The playing field regarding Medicare reimbursement and drug pricing has to be leveled between hospitals and community oncologists in order for physicians to compete for patients on the basis of the quality of care they provide,
The playing field regarding Medicare reimbursement and drug pricing has to be leveled between hospitals and community oncologists in order for physicians to compete for patients on the basis of the quality of care they provide, said Barbara McAneny, MD, chief medical officer of New Mexico Oncology Hematology Consultants.
What are the most significant struggles facing stand-alone oncology clinics in the community?
Stand-alone clinics for cancer have increasing drug costs and decreasing reimbursement. We have to have a significant infrastructure to be able to safely get the chemotherapy out of the little bottles and put it safely into a patient. We did an experiment in our office: we looked at how much does it cost me in terms of pharmacy infrastructure, having the right refrigerators, having all the right regulatory concerns met, having the appropriate personnel—pharmacists, oncology nurses—and how much does it cost to get the drugs out of the little bottles and into the patient safely, and Medicare pays about 40% of that cost.

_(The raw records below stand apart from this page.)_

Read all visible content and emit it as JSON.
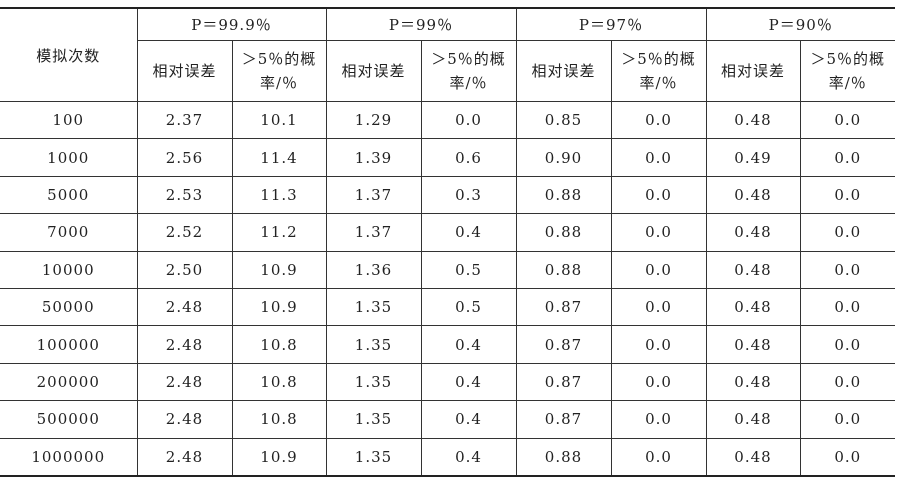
{
  "table": {
    "row_header": "模拟次数",
    "groups": [
      "P＝99.9％",
      "P＝99％",
      "P＝97％",
      "P＝90％"
    ],
    "subheaders": [
      "相对误差",
      "＞5％的概率/％"
    ],
    "rows": [
      [
        "100",
        "2.37",
        "10.1",
        "1.29",
        "0.0",
        "0.85",
        "0.0",
        "0.48",
        "0.0"
      ],
      [
        "1000",
        "2.56",
        "11.4",
        "1.39",
        "0.6",
        "0.90",
        "0.0",
        "0.49",
        "0.0"
      ],
      [
        "5000",
        "2.53",
        "11.3",
        "1.37",
        "0.3",
        "0.88",
        "0.0",
        "0.48",
        "0.0"
      ],
      [
        "7000",
        "2.52",
        "11.2",
        "1.37",
        "0.4",
        "0.88",
        "0.0",
        "0.48",
        "0.0"
      ],
      [
        "10000",
        "2.50",
        "10.9",
        "1.36",
        "0.5",
        "0.88",
        "0.0",
        "0.48",
        "0.0"
      ],
      [
        "50000",
        "2.48",
        "10.9",
        "1.35",
        "0.5",
        "0.87",
        "0.0",
        "0.48",
        "0.0"
      ],
      [
        "100000",
        "2.48",
        "10.8",
        "1.35",
        "0.4",
        "0.87",
        "0.0",
        "0.48",
        "0.0"
      ],
      [
        "200000",
        "2.48",
        "10.8",
        "1.35",
        "0.4",
        "0.87",
        "0.0",
        "0.48",
        "0.0"
      ],
      [
        "500000",
        "2.48",
        "10.8",
        "1.35",
        "0.4",
        "0.87",
        "0.0",
        "0.48",
        "0.0"
      ],
      [
        "1000000",
        "2.48",
        "10.9",
        "1.35",
        "0.4",
        "0.88",
        "0.0",
        "0.48",
        "0.0"
      ]
    ]
  }
}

So the main threat to community oncologists is that we have to safely deliver expensive chemotherapy drugs and we are not paid sufficiently to actually administer those drugs. Medicare assumes that the drug quote margin, the ASP [Average Sales Price] plus 4.3%, is actually profit. It is not. It does not even make up the shortfall in what Medicare pays us to deliver those drugs in a safe environment to our patients. We need to have realistic pricing, if community oncology is going to continue to do well.
There's also no reason why hospitals can get 340B pricing so they can buy our most expensive supply at about 72% to 75% of what we buy it for and be paid more and be tax exempt in many instances. That's a difficult competition. We need to level that playing field. We need to allow physicians to be able to compete for patients on the basis of quality of care they give, the personal care we give in terms of sort of customer service, and be able to compete not based on who signs your paycheck on the front. We really need to level that playing field and let community oncology compete in a fair field.
If we do that, then I think patients will recognize that the value that they get from an independent practice is so much greater than the value that they get from a large, vertically integrated institution. Then community oncology will do well.